This is actually pretty common. There was a time when not every CPU had a FPU and floating point operations were emulated in software if required. Or doing 64 bit integer operations on a 32 bit CPU. Or doing arbitrary precision arithmetics on todays CPUs. You do it just like in school, piece by piece, but instead of single digits you use the largest registers available. If you really like it slow you could of course also just use plain strings to represent numbers and do all math on a char by char, digit by digit basis.
There used to be bit-slice processors that chained together narrow (eg. 4-bit) chips to build a wider processor. This is pretty much a software emulation of that technique, but lacking the parallelism.
Commonly, to perform something like an arbitrary width addition, these CPUs have a carry flag that is set if an operation overloads, so that the carry can be added into the next addition. This way you can simply chain simple 8-bit additions to get the desired operation width. For example, a 16-bit addition (0x5555 + 0x1234 on 6502
clc
lda a
adc b
sta res
lda a+1
adc b+1
sta res+1
a:
.byte $55, $55
b:
.byte $34, $12
res:
.byte $00, $00 ; reserved for result
The simple answer would be: by using memory. More bits means that the CPU can operate at larger amounts of data at once.

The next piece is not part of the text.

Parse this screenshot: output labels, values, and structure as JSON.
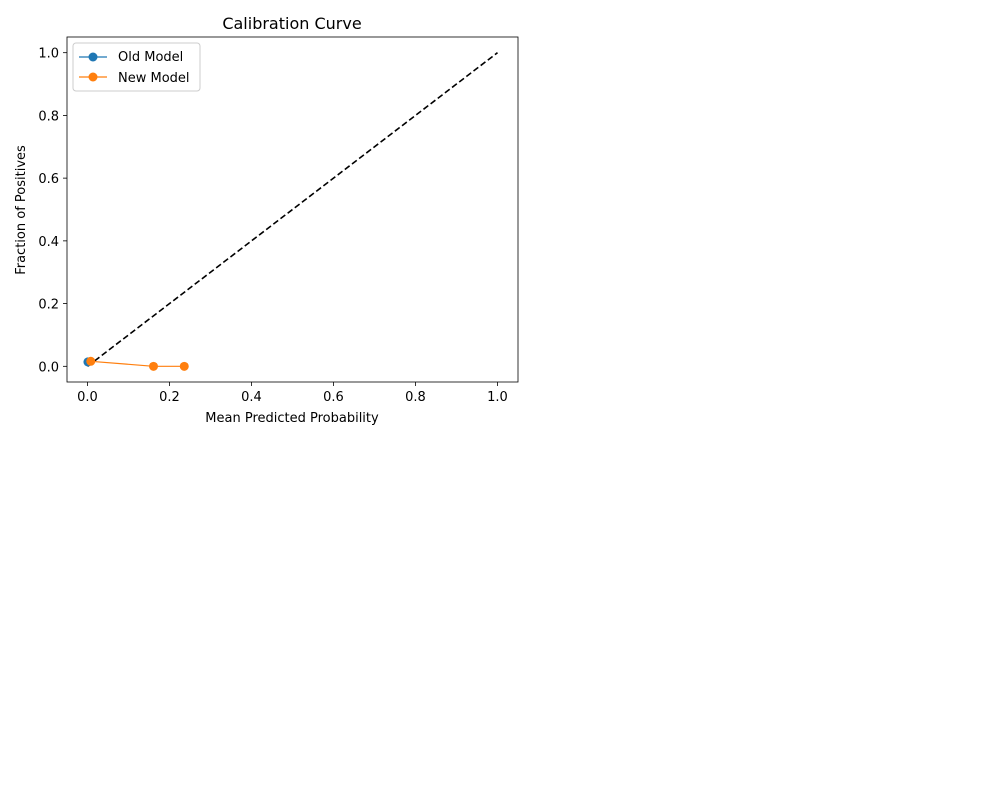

For example shift would need to perform multiple 8bit operations but it's entirely doable (I hope the cpu he used has shifts with the carry flag)
Adding to some of these other comments, when IBM did their groundbreaking 32 bit System/360 in the 1960's, they started with a nice silicon transistor based logic family, but it pretty much ran at only one speed. So to deliver a family of computers with the same ISA, they microcoded the slower ones.